Peter Turchin, one of the most interesting social scientists of our age, has infused the study of history with approaches and insights from other fields for more than a quarter century. End Times is the culmination of his work to understand what causes political communities to cohere and what causes them to fall apart, as applied to the current turmoil within the United States.
Back in 2010, when Nature magazine asked leading scientists to provide a ten-year forecast, Turchin used his models to predict that America was in a spiral of social disintegration that would lead to a breakdown in the political order circa 2020. The years since have proved his prediction more and more accurate, and End Times reveals why.

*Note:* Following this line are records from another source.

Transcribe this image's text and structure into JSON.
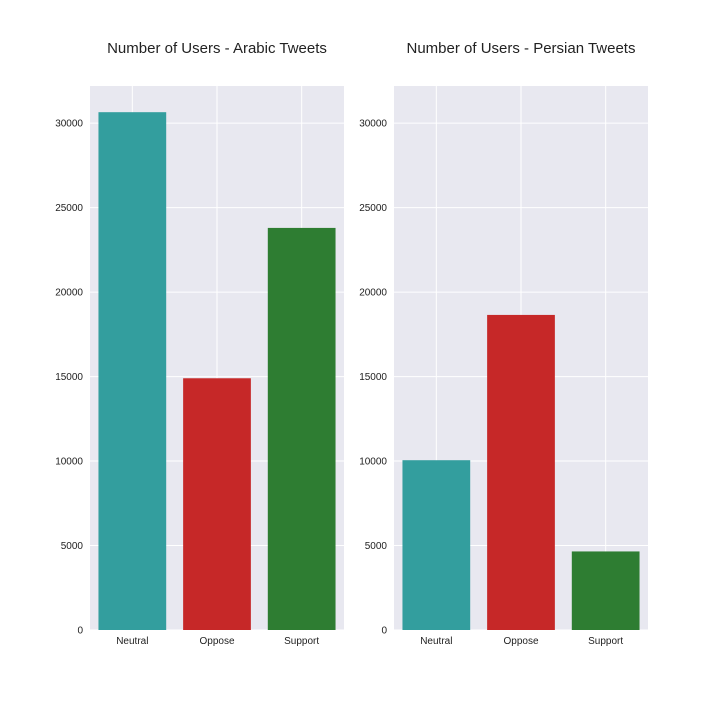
{
  "chart_data": [
    {
      "type": "bar",
      "title": "Number of Users - Arabic Tweets",
      "categories": [
        "Neutral",
        "Oppose",
        "Support"
      ],
      "values": [
        30650,
        14900,
        23800
      ],
      "colors": [
        "#339e9e",
        "#c62828",
        "#2e7d32"
      ],
      "ylim": [
        0,
        32200
      ],
      "yticks": [
        0,
        5000,
        10000,
        15000,
        20000,
        25000,
        30000
      ],
      "grid": true
    },
    {
      "type": "bar",
      "title": "Number of Users - Persian Tweets",
      "categories": [
        "Neutral",
        "Oppose",
        "Support"
      ],
      "values": [
        10050,
        18650,
        4650
      ],
      "colors": [
        "#339e9e",
        "#c62828",
        "#2e7d32"
      ],
      "ylim": [
        0,
        32200
      ],
      "yticks": [
        0,
        5000,
        10000,
        15000,
        20000,
        25000,
        30000
      ],
      "grid": true
    }
  ],
  "style": {
    "plot_background": "#e8e8f0",
    "grid_color": "#ffffff"
  }
}
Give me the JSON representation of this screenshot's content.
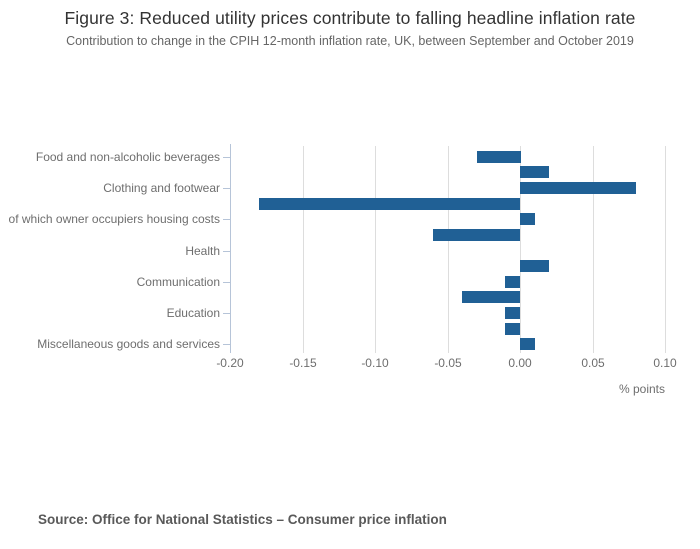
{
  "figure": {
    "title": "Figure 3: Reduced utility prices contribute to falling headline inflation rate",
    "subtitle": "Contribution to change in the CPIH 12-month inflation rate, UK, between September and October 2019",
    "source": "Source: Office for National Statistics – Consumer price inflation"
  },
  "chart_data": {
    "type": "bar",
    "orientation": "horizontal",
    "title": "Figure 3: Reduced utility prices contribute to falling headline inflation rate",
    "subtitle": "Contribution to change in the CPIH 12-month inflation rate, UK, between September and October 2019",
    "xlabel": "% points",
    "xlim": [
      -0.2,
      0.1
    ],
    "xticks": [
      -0.2,
      -0.15,
      -0.1,
      -0.05,
      0.0,
      0.05,
      0.1
    ],
    "xtick_labels": [
      "-0.20",
      "-0.15",
      "-0.10",
      "-0.05",
      "0.00",
      "0.05",
      "0.10"
    ],
    "grid": true,
    "legend": "none",
    "bar_color": "#206095",
    "axis_line_color": "#b6c4d8",
    "gridline_color": "#dddddd",
    "categories": [
      "Food and non-alcoholic beverages",
      "",
      "Clothing and footwear",
      "",
      "of which owner occupiers housing costs",
      "",
      "Health",
      "",
      "Communication",
      "",
      "Education",
      "",
      "Miscellaneous goods and services"
    ],
    "values": [
      -0.03,
      0.02,
      0.08,
      -0.18,
      0.01,
      -0.06,
      0.0,
      0.02,
      -0.01,
      -0.04,
      -0.01,
      -0.01,
      0.01
    ]
  }
}
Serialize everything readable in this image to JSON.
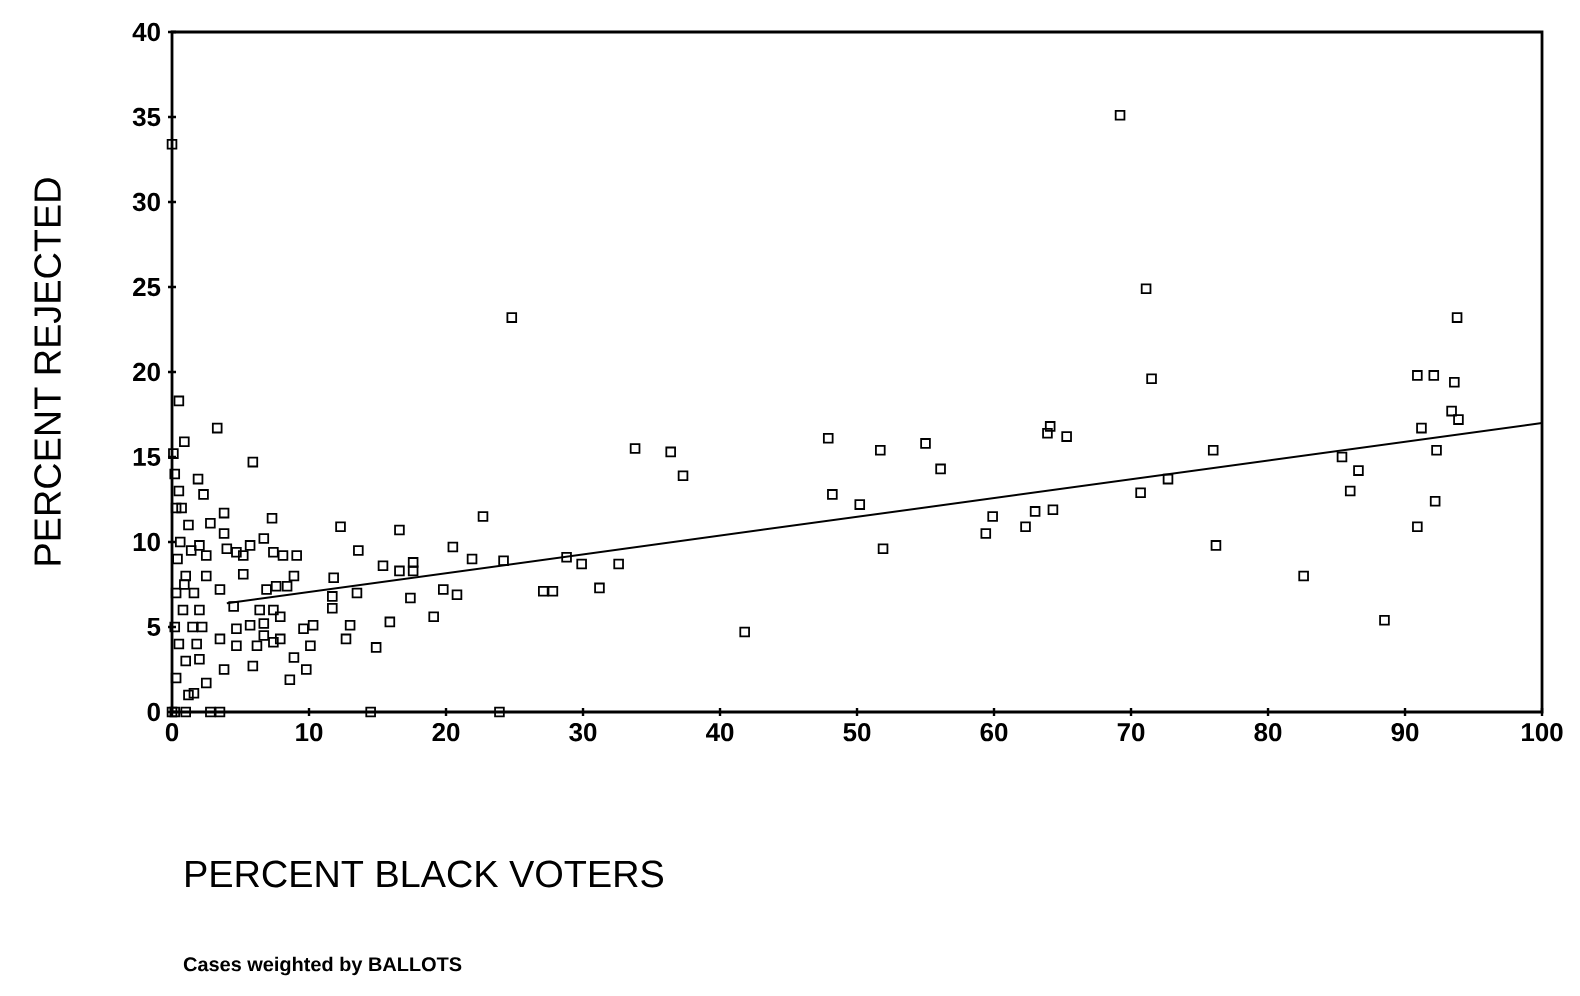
{
  "chart_data": {
    "type": "scatter",
    "xlabel": "PERCENT BLACK VOTERS",
    "ylabel": "PERCENT REJECTED",
    "annotations": [
      "Cases weighted by BALLOTS"
    ],
    "xlim": [
      0,
      100
    ],
    "ylim": [
      0,
      40
    ],
    "xticks": [
      0,
      10,
      20,
      30,
      40,
      50,
      60,
      70,
      80,
      90,
      100
    ],
    "yticks": [
      0,
      5,
      10,
      15,
      20,
      25,
      30,
      35,
      40
    ],
    "series": [
      {
        "color": "#000000",
        "marker": "square",
        "x": [
          33.8,
          36.4,
          37.3,
          28.8,
          29.9,
          27.8,
          27.1,
          31.2,
          32.6,
          41.8,
          47.9,
          48.2,
          50.2,
          51.7,
          51.9,
          55.0,
          56.1,
          59.4,
          59.9,
          62.3,
          63.0,
          64.3,
          64.1,
          63.9,
          65.3,
          71.5,
          70.7,
          72.7,
          76.0,
          76.2,
          82.6,
          85.4,
          86.6,
          86.0,
          88.5,
          90.9,
          92.1,
          91.2,
          90.9,
          92.3,
          92.2,
          93.8,
          93.6,
          93.4,
          93.9,
          69.2,
          71.1,
          24.8,
          0,
          0.5,
          3.3,
          5.9,
          0.9,
          1.9,
          2.3,
          3.8,
          7.3,
          3.8,
          12.3,
          16.6,
          22.7,
          20.5,
          21.9,
          24.2,
          13.6,
          15.4,
          17.6,
          16.6,
          17.6,
          11.8,
          13.5,
          17.4,
          19.8,
          20.8,
          19.1,
          15.9,
          14.9,
          13.0,
          12.7,
          11.7,
          11.7,
          10.3,
          10.1,
          8.9,
          9.8,
          8.6,
          9.6,
          7.9,
          5.9,
          3.8,
          8.4,
          8.9,
          9.1,
          8.1,
          7.4,
          6.7,
          5.7,
          4.7,
          5.2,
          4.0,
          2.8,
          5.2,
          6.9,
          7.6,
          4.5,
          6.4,
          7.4,
          7.9,
          3.5,
          2.5,
          2.5,
          2.0,
          4.7,
          5.7,
          6.7,
          6.7,
          4.7,
          6.2,
          7.4,
          3.5,
          2.0,
          2.5,
          1.6,
          0.2,
          0.3,
          0.5,
          0.2,
          0.8,
          0.3,
          1.0,
          0.4,
          0.6,
          1.2,
          0.3,
          0.5,
          1.0,
          1.5,
          1.6,
          1.4,
          0.1,
          0.2,
          0.7,
          1.8,
          1.2,
          2.0,
          2.2,
          0.9,
          0,
          1,
          2.8,
          3.5,
          14.5,
          23.9
        ],
        "values": [
          15.5,
          15.3,
          13.9,
          9.1,
          8.7,
          7.1,
          7.1,
          7.3,
          8.7,
          4.7,
          16.1,
          12.8,
          12.2,
          15.4,
          9.6,
          15.8,
          14.3,
          10.5,
          11.5,
          10.9,
          11.8,
          11.9,
          16.8,
          16.4,
          16.2,
          19.6,
          12.9,
          13.7,
          15.4,
          9.8,
          8.0,
          15.0,
          14.2,
          13.0,
          5.4,
          19.8,
          19.8,
          16.7,
          10.9,
          15.4,
          12.4,
          23.2,
          19.4,
          17.7,
          17.2,
          35.1,
          24.9,
          23.2,
          33.4,
          18.3,
          16.7,
          14.7,
          15.9,
          13.7,
          12.8,
          11.7,
          11.4,
          10.5,
          10.9,
          10.7,
          11.5,
          9.7,
          9.0,
          8.9,
          9.5,
          8.6,
          8.8,
          8.3,
          8.3,
          7.9,
          7.0,
          6.7,
          7.2,
          6.9,
          5.6,
          5.3,
          3.8,
          5.1,
          4.3,
          6.1,
          6.8,
          5.1,
          3.9,
          3.2,
          2.5,
          1.9,
          4.9,
          4.3,
          2.7,
          2.5,
          7.4,
          8.0,
          9.2,
          9.2,
          9.4,
          10.2,
          9.8,
          9.4,
          9.2,
          9.6,
          11.1,
          8.1,
          7.2,
          7.4,
          6.2,
          6.0,
          6.0,
          5.6,
          7.2,
          8.0,
          9.2,
          9.8,
          4.9,
          5.1,
          5.2,
          4.5,
          3.9,
          3.9,
          4.1,
          4.3,
          3.1,
          1.7,
          1.1,
          0,
          2,
          4,
          5,
          6,
          7,
          8,
          9,
          10,
          11,
          12,
          13,
          3,
          5,
          7,
          9.5,
          15.2,
          14,
          12,
          4,
          1,
          6,
          5,
          7.5,
          0,
          0,
          0,
          0,
          0,
          0
        ]
      },
      {
        "type": "line",
        "color": "#000000",
        "x": [
          4,
          100
        ],
        "values": [
          6.4,
          17.0
        ]
      }
    ]
  }
}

The lessons of world history are clear, Turchin argues: When the equilibrium between ruling elites and the majority tips too far in favor of elites, political instability is all but inevitable. As income inequality surges and prosperity flows disproportionately into the hands of the elites, the common people suffer, and society-wide efforts to become an elite grow ever more frenzied. He calls this process the wealth pump; it’s a world of the damned and the saved. And since the number of such positions remains relatively fixed, the overproduction of elites inevitably leads to frustrated elite aspirants, who harness popular resentment to turn against the established order. Turchin’s models show that when this state has been reached, societies become locked in a death spiral it’s very hard to exit.
In America, the wealth pump has been operating full blast for two generations. As cliodynamics shows us, our current cycle of elite overproduction and popular immiseration is far along the path to violent political rupture. That is only one possible end time, and the choice is up to us, but the hour grows late.